After more than three years, Affonco managed to escape when Vietnamese troops overthrew the Khmer Rouge in January 1979.
“I am very lucky to be still alive today, thanks to the Vietnamese soldiers,” she said. “This I must repeat until my last day. Thanks to them I am still alive.”
Affonco staid in Cambodia and testified against the regime in trials set up by the Vietnamese in 1979. She worked as a medical assistant in Siem Reap, then as an interpreter for the Minister of Health, in 1979, before leaving with her 15-year-old son for Vietnam and France. She
The French version of her book is titled “Dike of Widows,” a name given to an irrigation project undertaken by widows under the Khmer Rouge.
Eileen Morrison, one of the forum participants, said she learned a lot from the discussion and the author’s insights.

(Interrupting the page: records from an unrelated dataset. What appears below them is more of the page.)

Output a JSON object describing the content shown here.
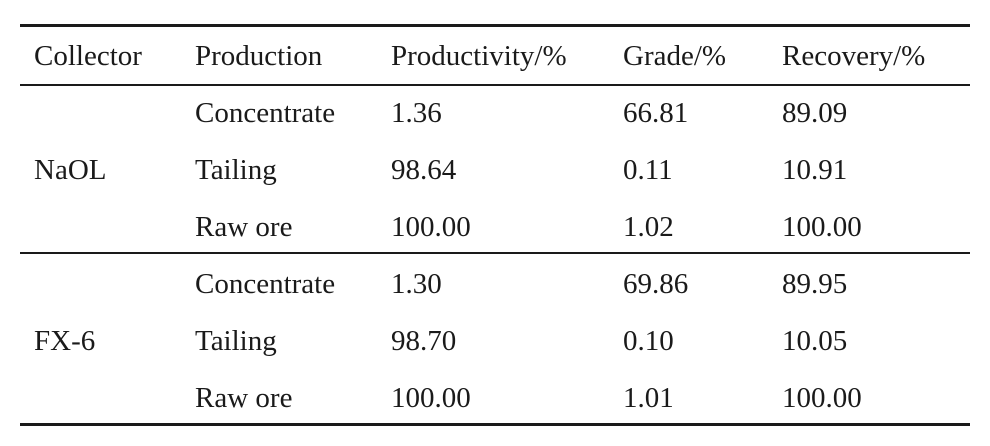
{
  "table": {
    "headers": [
      "Collector",
      "Production",
      "Productivity/%",
      "Grade/%",
      "Recovery/%"
    ],
    "groups": [
      {
        "collector": "NaOL",
        "rows": [
          {
            "production": "Concentrate",
            "productivity": "1.36",
            "grade": "66.81",
            "recovery": "89.09"
          },
          {
            "production": "Tailing",
            "productivity": "98.64",
            "grade": "0.11",
            "recovery": "10.91"
          },
          {
            "production": "Raw ore",
            "productivity": "100.00",
            "grade": "1.02",
            "recovery": "100.00"
          }
        ]
      },
      {
        "collector": "FX-6",
        "rows": [
          {
            "production": "Concentrate",
            "productivity": "1.30",
            "grade": "69.86",
            "recovery": "89.95"
          },
          {
            "production": "Tailing",
            "productivity": "98.70",
            "grade": "0.10",
            "recovery": "10.05"
          },
          {
            "production": "Raw ore",
            "productivity": "100.00",
            "grade": "1.01",
            "recovery": "100.00"
          }
        ]
      }
    ]
  }
}
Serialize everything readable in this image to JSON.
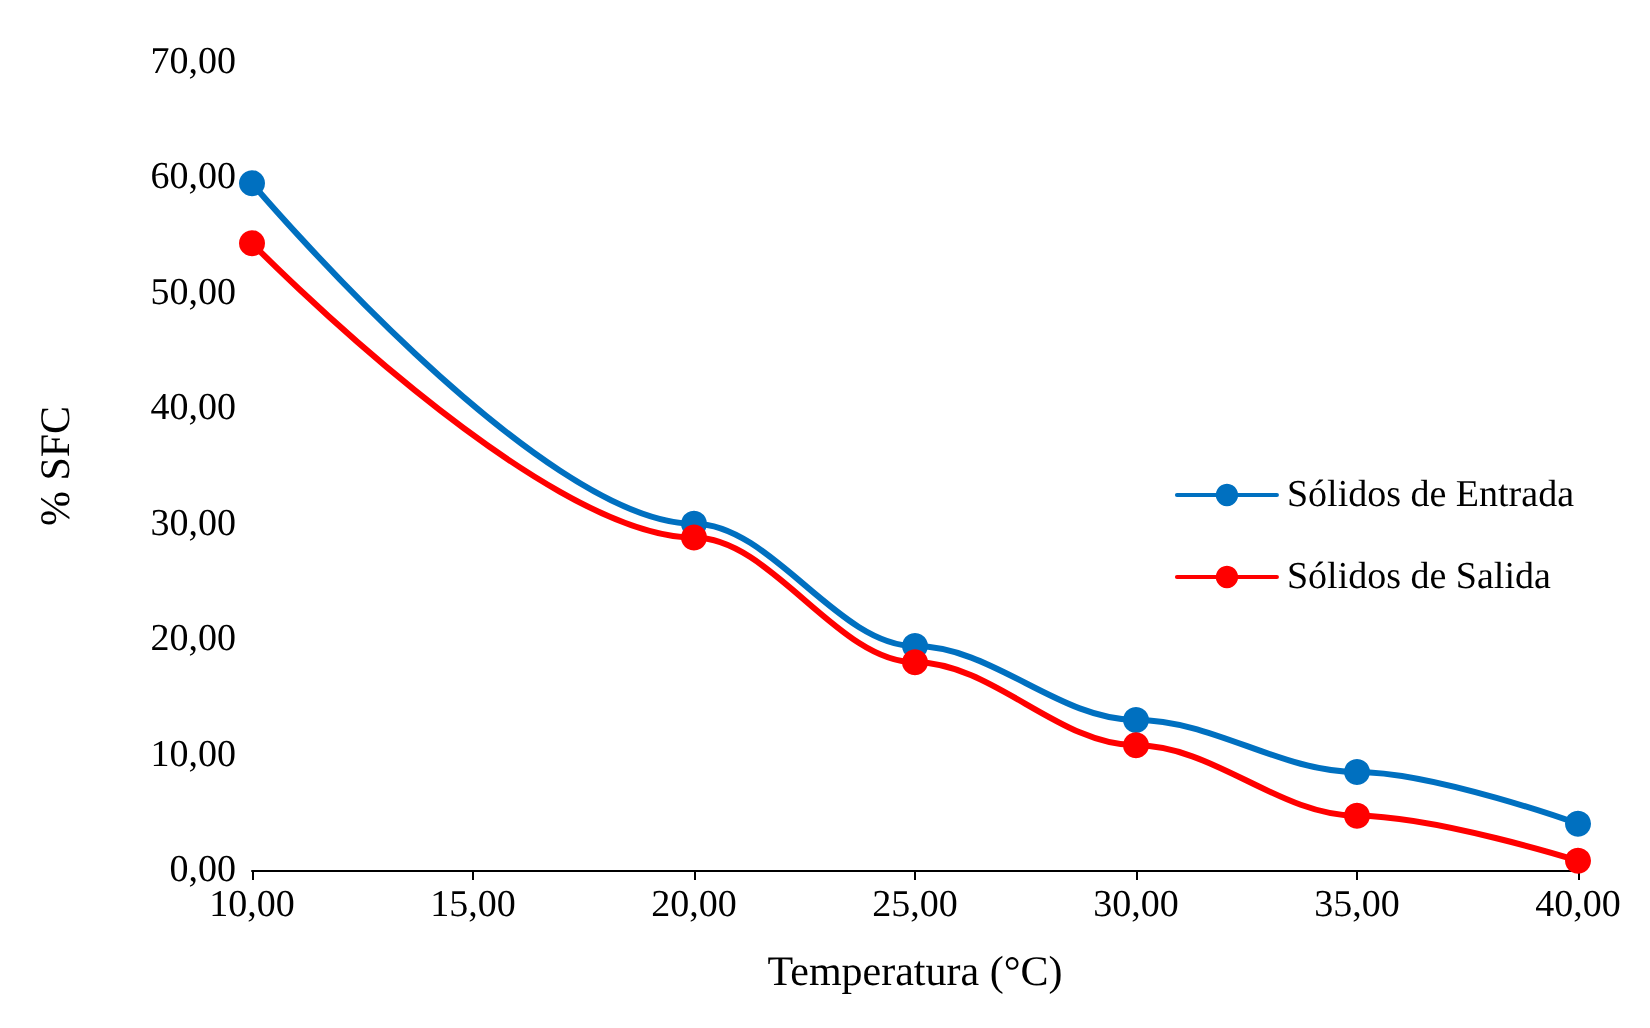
{
  "chart_data": {
    "type": "line",
    "xlabel": "Temperatura (°C)",
    "ylabel": "% SFC",
    "x": [
      10,
      20,
      25,
      30,
      35,
      40
    ],
    "series": [
      {
        "name": "Sólidos de Entrada",
        "color": "#0070c0",
        "values": [
          59.5,
          30,
          19.4,
          13,
          8.5,
          4
        ]
      },
      {
        "name": "Sólidos de Salida",
        "color": "#ff0000",
        "values": [
          54.3,
          28.8,
          18,
          10.8,
          4.7,
          0.8
        ]
      }
    ],
    "xlim": [
      10,
      40
    ],
    "xticks": [
      {
        "value": 10,
        "label": "10,00"
      },
      {
        "value": 15,
        "label": "15,00"
      },
      {
        "value": 20,
        "label": "20,00"
      },
      {
        "value": 25,
        "label": "25,00"
      },
      {
        "value": 30,
        "label": "30,00"
      },
      {
        "value": 35,
        "label": "35,00"
      },
      {
        "value": 40,
        "label": "40,00"
      }
    ],
    "ylim": [
      0,
      70
    ],
    "yticks": [
      {
        "value": 0,
        "label": "0,00"
      },
      {
        "value": 10,
        "label": "10,00"
      },
      {
        "value": 20,
        "label": "20,00"
      },
      {
        "value": 30,
        "label": "30,00"
      },
      {
        "value": 40,
        "label": "40,00"
      },
      {
        "value": 50,
        "label": "50,00"
      },
      {
        "value": 60,
        "label": "60,00"
      },
      {
        "value": 70,
        "label": "70,00"
      }
    ],
    "grid": false,
    "legend": "right",
    "marker": "circle",
    "line_style": "solid"
  }
}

“I just think that the Cambodian people are really amazing, to have lived through something like that, because it was so horrible,” Morrison said. “Like how she says when you are starving, it’s kind of a lower animalistic state, so it’s really hard to remain human.”
The memoir has been published in French and English, and a Vietnamese version is hoped for in the future. A portion of the royalties from the English edition will go to the Documentation Center of Cambodia, where a scholarship has been set up in Jeannie’s name.